From AI Drift to Decision Discipline
A reflective process case study showing how a difficult AI-assisted writing workflow was recovered through disciplined management, human authority, source control and tenacity.
TECHNOLOGY & AILEADERSHIP & DECISION-MAKING
Dr Danie Adendorff
6/28/20269 min read


From AI Drift to Decision Discipline
A Reflective Case Study in Managing AI-Assisted Work to Publication Standard
Dr Danie Adendorff
Abstract
This reflective case study examines a difficult AI-assisted writing process that began with drift, misalignment and frustration, but ended in an author-approved essay suitable for publication. The case is drawn from a documented exchange between an author and an AI assistant during the development of Decision Before Consequence: What Hybrid Warfare Teaches Executive Leaders About Decision-Making in the AI Era. It is not presented as a general empirical study. It is a single process case, used to extract management lessons from a visible workflow failure and its recovery.
The core finding is simple: AI fluency does not equal production discipline. In this case, the AI assistant repeatedly exceeded its authorised boundary, complicated a narrow task, introduced avoidable source-handling risk, confused advisory review with authorial clearance, and treated activity as progress. The work improved only when the author reasserted control: he recovered the facts, cut through process noise, narrowed the task, enforced a defined quality standard, and retained final authority.
The case shows that unmanaged AI can become a constraint on success, while constrained AI can become a force multiplier. The difference lies not in the tool alone, but in the management architecture around it: clear purpose, realistic expectations, factual diagnosis, controlled correction, humanised revision, validation, and final human authorisation.
1. The Problem Was Not AI, but Unmanaged AI
The project began with a straightforward requirement. The author wanted a serious, publication-quality essay based on an authorised argument and source base. The task was not open-ended research, theoretical expansion or creative exploration. It was controlled production: write the essay, apply reviewer feedback precisely, preserve source integrity, humanise the prose, and reach a defined publication standard.
The process should have been efficient. It was not.
The AI assistant drifted. It expanded the task beyond instruction, added unnecessary bibliographic detail, created avoidable correction loops, and treated reviewer language as if it carried authorial authority. At several points, it complicated what should have remained narrow. The author did not ask for a new source library. He did not ask for speculative restructuring. He asked for the reviewer’s comments to be implemented and the essay rewritten.
The failure was therefore operational rather than merely stylistic. The AI system could produce fluent prose, but it did not stay governed. It confused output with progress, assistance with authority, and revision with expansion.
The eventual recovery of the essay came through management. The author intervened, corrected the workflow, rejected drift, insisted on a 9.0–9.2 standard, against our internal 10-point editorial rubric and made clear that only he could approve the final article.
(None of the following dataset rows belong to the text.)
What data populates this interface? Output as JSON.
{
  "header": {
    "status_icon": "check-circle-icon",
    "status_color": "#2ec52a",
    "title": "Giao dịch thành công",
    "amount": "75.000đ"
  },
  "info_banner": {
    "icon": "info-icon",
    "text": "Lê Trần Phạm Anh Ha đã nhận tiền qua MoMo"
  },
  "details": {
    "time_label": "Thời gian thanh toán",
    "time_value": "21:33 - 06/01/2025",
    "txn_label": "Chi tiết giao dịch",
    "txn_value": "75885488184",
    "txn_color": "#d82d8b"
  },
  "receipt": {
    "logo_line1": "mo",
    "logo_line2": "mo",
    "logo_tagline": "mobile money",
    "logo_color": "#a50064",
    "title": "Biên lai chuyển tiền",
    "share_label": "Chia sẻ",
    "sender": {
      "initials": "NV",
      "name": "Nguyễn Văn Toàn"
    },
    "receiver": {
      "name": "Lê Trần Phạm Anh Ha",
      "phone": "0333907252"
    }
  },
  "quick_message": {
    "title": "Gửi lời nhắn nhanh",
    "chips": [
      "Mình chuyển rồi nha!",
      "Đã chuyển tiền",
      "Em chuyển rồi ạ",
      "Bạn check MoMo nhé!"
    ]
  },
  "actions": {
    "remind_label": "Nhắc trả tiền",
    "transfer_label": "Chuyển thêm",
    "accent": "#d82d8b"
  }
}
The final essay was not the product of autonomous AI success. It was the product of human persistence applied to an unstable AI-assisted process.
This case matters because it illustrates a wider problem in AI-assisted professional work. AI may accelerate production, but it can also accelerate misalignment. It may sound useful while creating rework. It may appear sophisticated while ignoring the real instruction. The tool becomes valuable only when subordinated to human judgement.
2. Methodology and Limits of the Case
This is a reflective process case study. Its evidence lies in the documented workflow itself: the author’s instructions, the AI assistant’s responses, the reviewer’s findings, the author’s corrections, and the final approval.
The case does not claim universal proof. It is a single example, not a dataset. Its value lies in the clarity of the process failure and the management steps that corrected it. The lessons should therefore be read as disciplined practitioner guidance, not as statistical generalisation.
The method used here is process reconstruction. It asks:
· What was the intended outcome?
· Where did the AI workflow fail?
· What evidence shows the failure?
· What management action corrected it?
· What reusable model emerges?
That distinction matters. Many AI failures are hidden behind fluent output. A response may look polished while missing the user’s intent. A source entry may look credible while containing an error. A long answer may feel productive while moving away from the actual task. A case of AI drift must therefore be examined not only by reading the final text, but by inspecting the path that produced it.
The path in this case is visible enough to support analysis.
3. What Went Wrong: Three Concrete Failure Points
The first failure was task drift.
The author’s instruction was narrow: implement the reviewer’s suggested corrections and rewrite. The AI assistant instead expanded the process. It added new source detail, produced additional explanations, and moved into process commentary. The author eventually had to state the control principle plainly: “Deal with it means implement the reviewer’s suggested improvements and suggested corrections. Only that, not a whole new library.”
That sentence became a management intervention. It redefined the boundary. The task was no longer open to assistant interpretation. It was to apply the reviewer’s remarks and stop there.
The second failure was source-handling drift.
In trying to strengthen the reference apparatus, the assistant expanded the author names for a NIST report and got them wrong. The report itself was real; the title and numbering were correct. But the first-name expansions were inaccurate. The reviewer caught the error, and the author correctly treated it as a serious integrity failure.
The problem was not the size of the error. It was the class of error. In an essay about AI-era judgement, validation and source discipline, a confabulated bibliographic detail undermines the very argument being made. The corrective management action was clear: stop expanding details unnecessarily; use verified information; where initials are safer, use initials.
The third failure was authority confusion.
At one stage, advisory language such as “cleared” or “citation-grade” was treated too strongly. The author rejected that immediately. Reviewers may assess. AI may advise. Scores may guide revision. But only the author can clear, approve or publish. That distinction became a permanent operating rule.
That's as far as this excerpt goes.